Kat Lay | Katie Gibbons www.thetimes.co.uk
In a letter to the prime minister, 10,000 NHS staff demanded better protection. The government and health service chiefs insist there are adequate supplies of personal protective equipment (PPE) and say remaining delivery issues are being resolved.
However, in the first acknowledgement that there is a problem when the authorities sought to assure the public there was not, Dr Jenny Harries, the deputy chief medical officer, admitted she had “optimistically” said ten days ago that issues with PPE had been resolved but they had since reoccurred.
She said: “The distribution element has been a little bit tricky at times and we have now taken a whole strand of the logistics, including with the army’s support actually, out so that we are developing a UK position on that stock and distribution flow.”
The army has been brought in to move equipment around the country, while officials have adopted a “push” model of sending supplies to hospitals even before they are requested. However, some frontline staff continue to report being without protective equipment. They also say they have concerns about whether Public Health England guidance on what to wear is sufficient, as in some cases it appears to conflict with World Health Organisation rules.
Dr Rinesh Parmar, chairman of the Doctors’ Association UK, said their inbox was filling up with emails from people concerned about the issue but “being told they are going to lose their job if they post about it on social media”.
He said: “They raise concerns internally and nothing happens. It feels like those concerns land on deaf ears. They then take to social media and get told their social media is being monitored and they are going to lose their jobs.
“At a time when we need every single doctor on the front line, doing what they can, it is just not helpful for people to be afraid.” The authorities had been expected to update PPE guidance over the weekend, but they were flooded with more than 1,000 responses to a draft sent out to professional bodies. The Times understands Public Health England expects to release a new version today. Professor Martin Marshall, chairman of the Royal College of General Practitioners, said the draft had been “vague” on exactly when GPs should wear protective equipment.
Amid reports that community groups were responding to shortages with efforts such as sewing scrubs or 3d-printing visors an expert warned that new equipment could prove “worse than nothing” if not properly produced. Dr Al Edwards of Reading University said: “Poorly functioning equipment that only gives the false promise of protection could be worse than nothing.” There was no reason, however, why local small-scale production should not help if overseen by experts.

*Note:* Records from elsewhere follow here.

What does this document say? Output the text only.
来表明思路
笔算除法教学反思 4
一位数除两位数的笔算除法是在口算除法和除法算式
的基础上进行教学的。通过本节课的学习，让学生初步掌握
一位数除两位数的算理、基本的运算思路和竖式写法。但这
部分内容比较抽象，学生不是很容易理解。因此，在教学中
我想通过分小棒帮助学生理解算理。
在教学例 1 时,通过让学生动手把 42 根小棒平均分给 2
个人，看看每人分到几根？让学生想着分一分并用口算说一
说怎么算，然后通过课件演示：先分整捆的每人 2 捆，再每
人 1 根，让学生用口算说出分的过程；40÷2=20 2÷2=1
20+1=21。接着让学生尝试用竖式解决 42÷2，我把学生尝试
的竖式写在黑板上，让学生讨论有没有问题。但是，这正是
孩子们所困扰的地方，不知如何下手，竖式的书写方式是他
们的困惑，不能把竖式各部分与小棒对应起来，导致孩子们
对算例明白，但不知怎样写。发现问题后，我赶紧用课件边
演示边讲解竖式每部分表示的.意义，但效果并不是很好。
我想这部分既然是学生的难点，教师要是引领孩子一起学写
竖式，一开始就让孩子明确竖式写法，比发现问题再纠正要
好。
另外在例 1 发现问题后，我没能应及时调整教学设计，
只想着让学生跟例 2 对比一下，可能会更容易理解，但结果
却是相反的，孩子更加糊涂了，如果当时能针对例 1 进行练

Ten thousand NHS workers are among 20,000 signatories to a letter asking for Boris Johnson to ensure all frontline medical staff have the correct face masks, goggles, gowns and gloves.
A consultant in Gloucestershire said: “Our ward covers confirmed Covid-19-positive patients. I was on it all weekend. We only have plastic aprons, gloves and surgical masks. There is one shared visor per bay [of six patients] for all healthcare workers. No gowns.”
Dr Julia Patterson, of EveryDoctor, co-ordinating the letter, said: “Patients are dying, healthcare workers are dying. It’s time to act.”
One London paramedic said the plastic apron, gloves and surgical mask that he had been issued would be more suitable for people making sandwiches. “It feels like every day I’m exposing myself and potentially my family to this virus,” he told the BBC.
A London Ambulance Service spokesman said: “We have sufficient stocks of protective equipment for staff.” An NHS spokesman said: “Staff continue to speak in a personal, trade union or professional body capacity, and it is self-evident from print and broadcast media coverage throughout this incident that staff are able and do in fact speak freely.”